The Office of Personnel Management discreetly posted the new salary tables to its website along with a memo that read, as OPM memos often do, like it was written by someone who had done this numerous times. The notice arrived late in the evening, as these things usually do. a general increase of 1%. Pay for localities is frozen. an effective date of January 11. The answer had finally arrived for the approximately two million federal employees who keep checking the OPM page every December, and it was less than many had anticipated.
strolling through the federal buildings’ cafeterias in downtown Washington, D.C. You could sense the conversation changing over the past few weeks. Not in a dramatic manner. Just as coworkers quickly calculate what 1% looks like on a GS-9 step 5 paycheck after taxes and the standard health premium by comparing notes next to the coffee maker.
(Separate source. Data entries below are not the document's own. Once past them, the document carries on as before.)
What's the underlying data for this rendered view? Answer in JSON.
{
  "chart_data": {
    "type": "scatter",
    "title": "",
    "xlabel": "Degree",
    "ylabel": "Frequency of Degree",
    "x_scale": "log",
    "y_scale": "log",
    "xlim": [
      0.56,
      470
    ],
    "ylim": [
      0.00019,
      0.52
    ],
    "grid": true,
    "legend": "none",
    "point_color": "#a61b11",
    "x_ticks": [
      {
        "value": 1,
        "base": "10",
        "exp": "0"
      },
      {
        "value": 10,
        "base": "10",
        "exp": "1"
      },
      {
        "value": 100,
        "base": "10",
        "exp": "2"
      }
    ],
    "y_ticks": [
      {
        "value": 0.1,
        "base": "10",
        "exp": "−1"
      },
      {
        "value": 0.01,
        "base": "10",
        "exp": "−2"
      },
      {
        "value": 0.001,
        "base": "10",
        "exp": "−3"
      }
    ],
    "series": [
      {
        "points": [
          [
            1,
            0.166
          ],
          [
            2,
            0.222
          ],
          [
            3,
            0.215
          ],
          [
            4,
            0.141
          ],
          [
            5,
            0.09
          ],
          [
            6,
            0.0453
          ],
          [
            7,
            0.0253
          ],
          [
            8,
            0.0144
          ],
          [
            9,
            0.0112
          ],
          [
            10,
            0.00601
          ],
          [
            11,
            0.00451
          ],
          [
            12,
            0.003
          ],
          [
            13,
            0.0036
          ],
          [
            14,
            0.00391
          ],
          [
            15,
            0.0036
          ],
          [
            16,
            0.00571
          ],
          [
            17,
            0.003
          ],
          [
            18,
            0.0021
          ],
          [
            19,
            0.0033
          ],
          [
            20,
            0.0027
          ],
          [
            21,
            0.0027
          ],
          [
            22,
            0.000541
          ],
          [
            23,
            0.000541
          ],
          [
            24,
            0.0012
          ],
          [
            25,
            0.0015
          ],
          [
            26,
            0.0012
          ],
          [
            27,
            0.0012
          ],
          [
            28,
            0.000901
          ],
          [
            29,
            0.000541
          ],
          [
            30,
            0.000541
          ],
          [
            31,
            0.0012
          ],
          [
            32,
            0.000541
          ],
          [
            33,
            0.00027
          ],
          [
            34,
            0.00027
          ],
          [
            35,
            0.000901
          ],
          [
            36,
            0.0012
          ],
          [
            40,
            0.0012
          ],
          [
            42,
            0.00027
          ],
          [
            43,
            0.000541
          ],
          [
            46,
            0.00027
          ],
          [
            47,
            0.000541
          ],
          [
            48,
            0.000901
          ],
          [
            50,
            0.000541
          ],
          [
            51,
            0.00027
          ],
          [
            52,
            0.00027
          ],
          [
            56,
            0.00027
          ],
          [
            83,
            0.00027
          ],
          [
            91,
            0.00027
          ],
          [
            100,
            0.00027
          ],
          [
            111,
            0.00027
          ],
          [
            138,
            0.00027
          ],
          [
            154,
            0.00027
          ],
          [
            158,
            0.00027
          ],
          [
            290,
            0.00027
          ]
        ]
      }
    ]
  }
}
The answer ranges from fifty to seventy dollars more per pay period, depending on the area. beneficial but not revolutionary.
| 2026 Federal Pay Adjustment — Key Information | Details |
|---|---|
| Authorizing Action | Executive Order signed by the President under 5 U.S.C. 5303(b) and 5304a |
| Across-the-Board Increase | 1.0 percent for statutory pay systems |
| Locality Pay Adjustment | Frozen at 2025 levels across all 34 localities |
| Effective Date | January 11, 2026 (first applicable pay period) |
| Covered Pay Systems | General Schedule (GS), Foreign Service, VHA schedules, GL, GW |
| Senior Executive Service Range | Minimum: $151,661 — Maximum: $228,000 (certified) / $209,600 (non-certified) |
| Workers Affected | Roughly 70% of federal civilian employees, governed under the General Schedule system |
| Excluded | Senior political officials, currently under a separate pay freeze |
| Authority for SES Pay | 5 CFR part 534, subpart D |
The locality freeze is perceived by federal employees as hurting more than the small base pay increase. After all, a GS-13 in San Francisco takes home significantly more than a GS-13 in rural Mississippi due to locality adjustments. For many, keeping those percentages at 2025 levels while rent contracts and grocery aisles continue to be affected by inflation feels like a covert pay cut disguised as fiscal restraint. Investors may refer to it as cost containment. More bluntly, federal employees refer to it as falling behind.
Once you sit with the numbers, they become easier to understand. The entry of a GS-1 step 1 goes to about $22,200 base prior to locality. The cost of a GS-7 step 1 is approximately $42,300. The workhorse rate for mid-career analysts and project managers in almost all agencies, the GS-13 step 1, rises to roughly $98,500 base. A GS-15 step 10 at the top of the table reaches about $172,000 before being capped by the Executive Schedule’s pay limitations, which is why a large number of senior employees in pricey areas essentially flatline at the cap.

The Senior Executive Service has a narrative of its own. The band has expanded in theory but remained stubbornly constrained in practice, with the minimum being pushed to $151,661 and the maximum remaining at $228,000 for those covered by certified performance systems. The official method is still performance-based adjustments, but anyone who has observed how slowly and unevenly SES pay decisions are made across agencies will attest to this.
It’s difficult to ignore the larger picture. In technical fields, such as cybersecurity, data science, and VA medical specialties, federal pay has long lagged behind private-sector compensation. The same 1% treatment is seen on Veterans Health Administration schedules, which raises subtle concerns about retention in an already overburdened organization. The 1 percent is also given to special base rates for law enforcement officers under the GL plan and wildland firefighters under the GW plan. This amount, when compared to the physical risks associated with those jobs, appears differently on a desk worker’s stub.
None of this is particularly dramatic. No crisis, no big speech. Just a table, a date, and a memo. The majority of federal employees will continue to process claims, inspect facilities, and write reports that no one outside the building reads. They will notice the change in their first paycheck of the new cycle. Nobody at OPM has addressed, and most likely cannot, whether 1 percent is sufficient to prevent the most gifted among them from moving toward the private sector.